Nous restons en contact avec des personnes rencontrées sur place, et les nouvelles qui nous parviennent constituent un étrange mélange. On reste toujours partagé entre l’horreur et l’enthousiasme, tant la capacité des populations du Rojava et des cantons majoritairement arabophones à continuer à construire, à s’organiser et à agir sous tension est sans commune mesure.

Car, comme nous le redoutions, depuis la réélection d’Erdogan, les attaques par drones ont redoublé, et c’est 46 morts qu’il faut déplorer depuis le début de 2023, dont la co-responsable du Canton de Qamishlo, Yusra Derwich. D’autre part, à Hasaké, l’Euphrate est à sec, suite à la combinaison des retenues d’eau via les barrages en amont et de très fortes chaleurs (50° à l’heure où j’écris). Ceci met en danger les habitants de cette ville, plus d’un million , mais aussi ceux de l’agglomération et des camps de déplacés internes – venus d’Afrin et de Serêkanyê, notamment. L’an dernier déjà, la région avait été touchée par une épidémie de choléra consécutive à la pénurie d’eau. Hasaké où, pour ajouter du grave au dramatique, sont emprisonnés des combattants de l’Etat Islamique qu’il faudra bien un jour juger…

Et, malgré tout cela, en dépit de tout cela, les projets se multiplient et se mettent en place. Que ce soit la création du premier club de foot féminin à Raqqa, l’organisation, dans la même ville, d’un forum des organisations de femmes ou de la plantation des prémices de la forêt urbaine sur l’ancienne décharge publique de Qamishlo. La lente et patiente reconstruction continue.

L’aide aux cantons en difficulté s’organise également. Des camions citernes remplis d’eau potable font régulièrement la route entre Qamishlo et Hasaké. Cependant, il faut retenir que l’accès à l’eau reste difficile dans cette région, alors qu’elle est censée être naturellement irriguée par deux fleuves.
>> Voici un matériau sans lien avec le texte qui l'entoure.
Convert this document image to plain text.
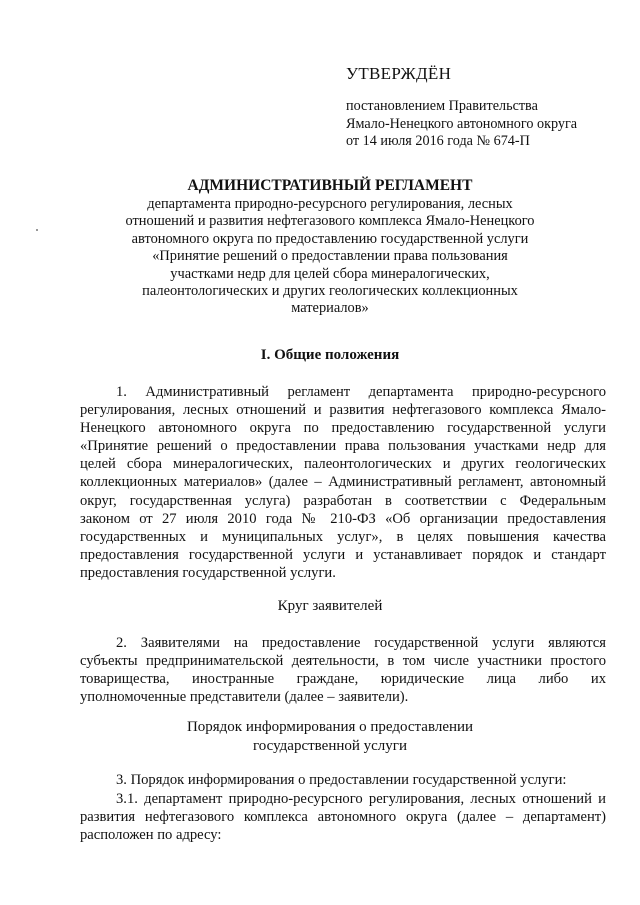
УТВЕРЖДЁН

постановлением Правительства

Ямало-Ненецкого автономного округа

от 14 июля 2016 года № 674-П

АДМИНИСТРАТИВНЫЙ РЕГЛАМЕНТ

департамента природно-ресурсного регулирования, лесных

отношений и развития нефтегазового комплекса Ямало-Ненецкого

автономного округа по предоставлению государственной услуги

«Принятие решений о предоставлении права пользования

участками недр для целей сбора минералогических,

палеонтологических и других геологических коллекционных

материалов»

I. Общие положения

1. Административный регламент департамента природно-ресурсного
регулирования, лесных отношений и развития нефтегазового комплекса Ямало-
Ненецкого автономного округа по предоставлению государственной услуги
«Принятие решений о предоставлении права пользования участками недр для
целей сбора минералогических, палеонтологических и других геологических
коллекционных материалов» (далее – Административный регламент, автономный
округ, государственная услуга) разработан в соответствии с Федеральным
законом от 27 июля 2010 года № 210-ФЗ «Об организации предоставления
государственных и муниципальных услуг», в целях повышения качества
предоставления государственной услуги и устанавливает порядок и стандарт
предоставления государственной услуги.

Круг заявителей

2. Заявителями на предоставление государственной услуги являются
субъекты предпринимательской деятельности, в том числе участники простого
товарищества, иностранные граждане, юридические лица либо их
уполномоченные представители (далее – заявители).

Порядок информирования о предоставлении
государственной услуги

3. Порядок информирования о предоставлении государственной услуги:
3.1. департамент природно-ресурсного регулирования, лесных отношений и
развития нефтегазового комплекса автономного округа (далее – департамент)
расположен по адресу:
Chaque jour, elle est extraite dans les 51 puits creusés autour de la ville, purifiée tant bien que mal à l’aide de chlore et est normalement destinée à être expédiée dans les citernes des immeubles. A Qamishlo aussi, de ce côté, tout n’est pas rose. Mais la population, à travers les délégués des communes, accepte cet inconfort pour venir en aide aux agglomérations les plus touchées.

Enfin, des demandes sont faites vers l’international. C’est là que nous, toutes et tous, pouvons intervenir. J’en reviens à ces djihadistes détenus à Hasaké. L’Administration Autonome souhaitait que ceux-ci soient jugés par la Cour Pénale Internationale. La Fédération n’étant pas un Etat reconnu, c’est impossible. Qui plus est, tout recours à une agence ou une autorité relevant des Nations Unies serait bloqué par le veto turc. Les responsables du Nord-Est syrien ont alors tenté de passer des accords bilatéraux avec les pays dont sont issus les combattants d’ISIS. Pas de réponse satisfaisante. Un tribunal spécial doit donc être créé. Et la demande de l’Administration Autonome, à défaut d’une juridiction internationale, est que des observateurs soient envoyés afin de témoigner du respect des procédures. Le procès serait par ailleurs diffusé en streaming, pour que tout un chacun puisse y assister. Il serait, je le crois, indécent de leur reprocher d’agir de la sorte. Non seulement parce que les faits doivent être jugés là où ils ont été commis, mais aussi parce que la main a été plus d’une fois tendue vers une communauté internationale qui s’enferme dans le silence et l’indifférence.

D’autre part, ceci pose aussi la question du devenir de ces djihadistes une fois leur peine accomplie – le Contrat Social de la Fédération du Nord-Est Syrien ayant aboli la peine de mort. Allons-nous encore une fois leur abandonner la gestion du problème, tout en les gardant isolés, État sans statut dont on préfère oublier l’existence et avec elle, celle des terroristes dont ils sont parvenus à juguler l’élan?

Quelle est notre capacité d’action face à cette situation, ici, d’où nous sommes? Elle est multiple et commence par l’interpellation de nos élus, principalement aux niveaux fédéral et européen. Chacune, chacun d’entre nous en a la possibilité. La Syrie du Nord-Est doit enfin obtenir la reconnaissance internationale, pouvoir construire son propre modèle de société sans craindre à tout moment de nouvelles attaques de la part de l’Etat turc, que ce soient les bombardement ciblés ou cette guerre d’usure à travers l’accès à des besoins vitaux et ce en violation de traités internationaux déjà existants.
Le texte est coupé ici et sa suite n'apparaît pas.